Sunday, November 1, 2009

War Notes: November 1, 2009

Over 1,000 U.S soldiers have been injured during combat in the last three months fighting in Afghanistan. That is a quarter of all troops injured since the 2001 invasion, representing a massive spike. The military has attributed the high injury rate to increased military operations since the surge began earlier this year, and the increased insurgent use of roadside bombs.

It seems logical that in the aftermath of Abdullah's withdrawal, the presidential run-off election will be canceled. The only thing that could make this fiasco worse would be to actually go forward with the election and deliver Karzai a farcical 95% or 100% victory. Meanwhile, Peter Gailbraith, the whistleblowing U.N official who exposed the U.N's complicity in Karzai's election fraud, reports the following:
[Gailbraith] said that UN workers overseeing the latest poll run-off had contacted him in recent days to say that nothing had changed and that the second-round vote will again involve fraud on a grand scale.
"It's a sure thing,"Mr Galbraith said. "It is beyond blatant. This is in your face. It has become clear that Karzai has no intention of instituting reforms. He simply intends to repeat the same fraud. It is the same exercise as before."
Reuters is reporting, in contrast, that the Karzai team is pushing to ahead with the election. We will report on the final decision, which presumably should come soon.

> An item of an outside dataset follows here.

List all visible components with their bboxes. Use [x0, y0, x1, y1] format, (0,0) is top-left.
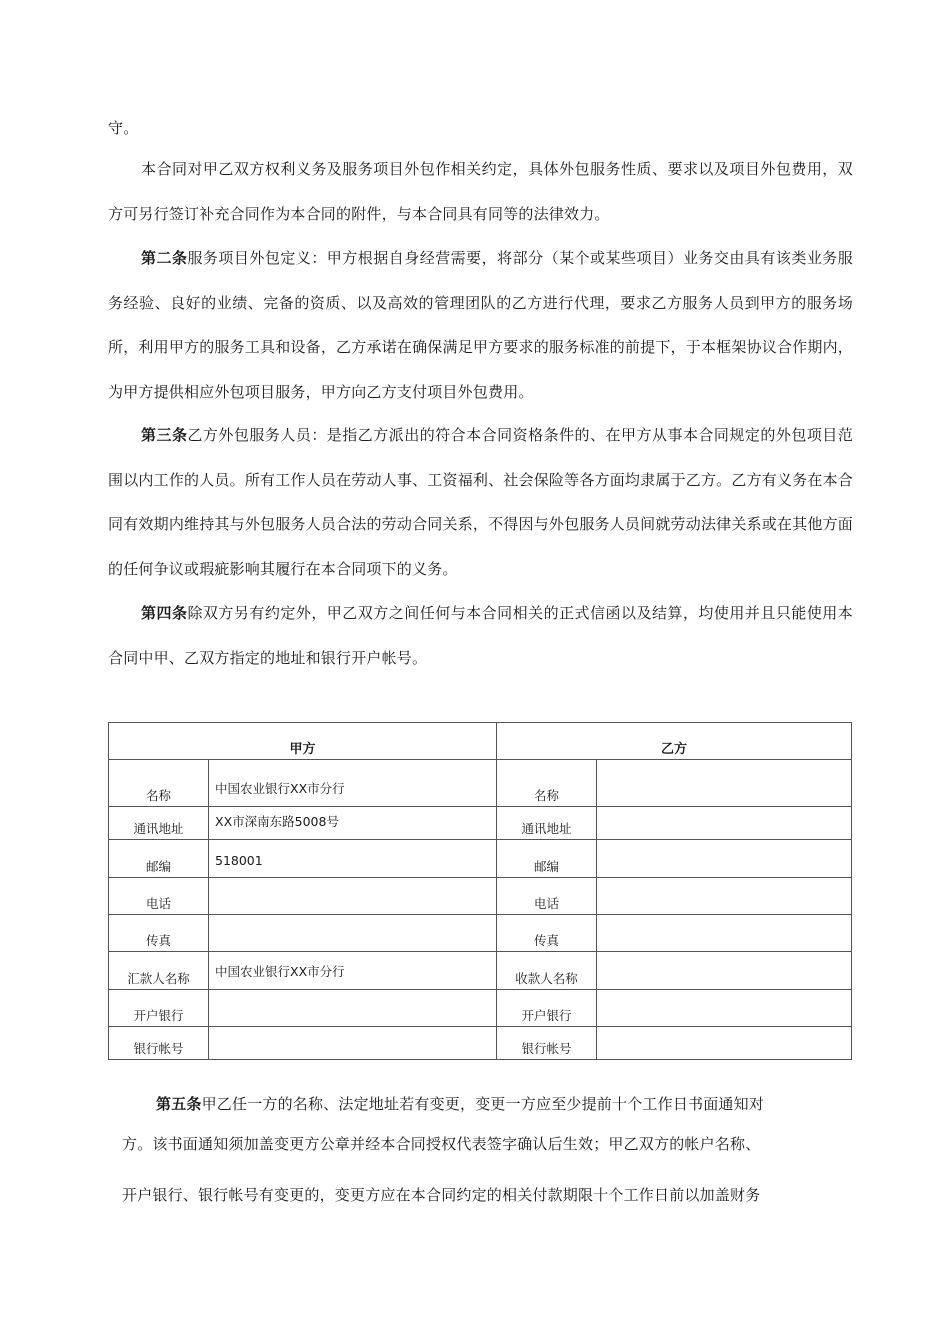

In this Sunday's Week in Review, New York Times writer Alissa Rubin offers words of caution for those who look to stability in Iraq as a model for Afghanistan. Rubin spent years in Iraq covering the war, and is now being deployed to Afghanistan. She warns that the surge has not been as successful as advertised, with enormous ethnic tensions simmering below (or above the surface):
So the lesson I take away is never to underestimate hatred or history or the complexity of alien places...Terrible things happened in Iraq over the last six years, and I go to Afghanistan feeling that we owe it to everyone who has died in Iraq — Iraqi and American — not to forget, not to gloss over, not to think in terms of success and failure, or victory and defeat, but to see as best we can, through a glass darkly.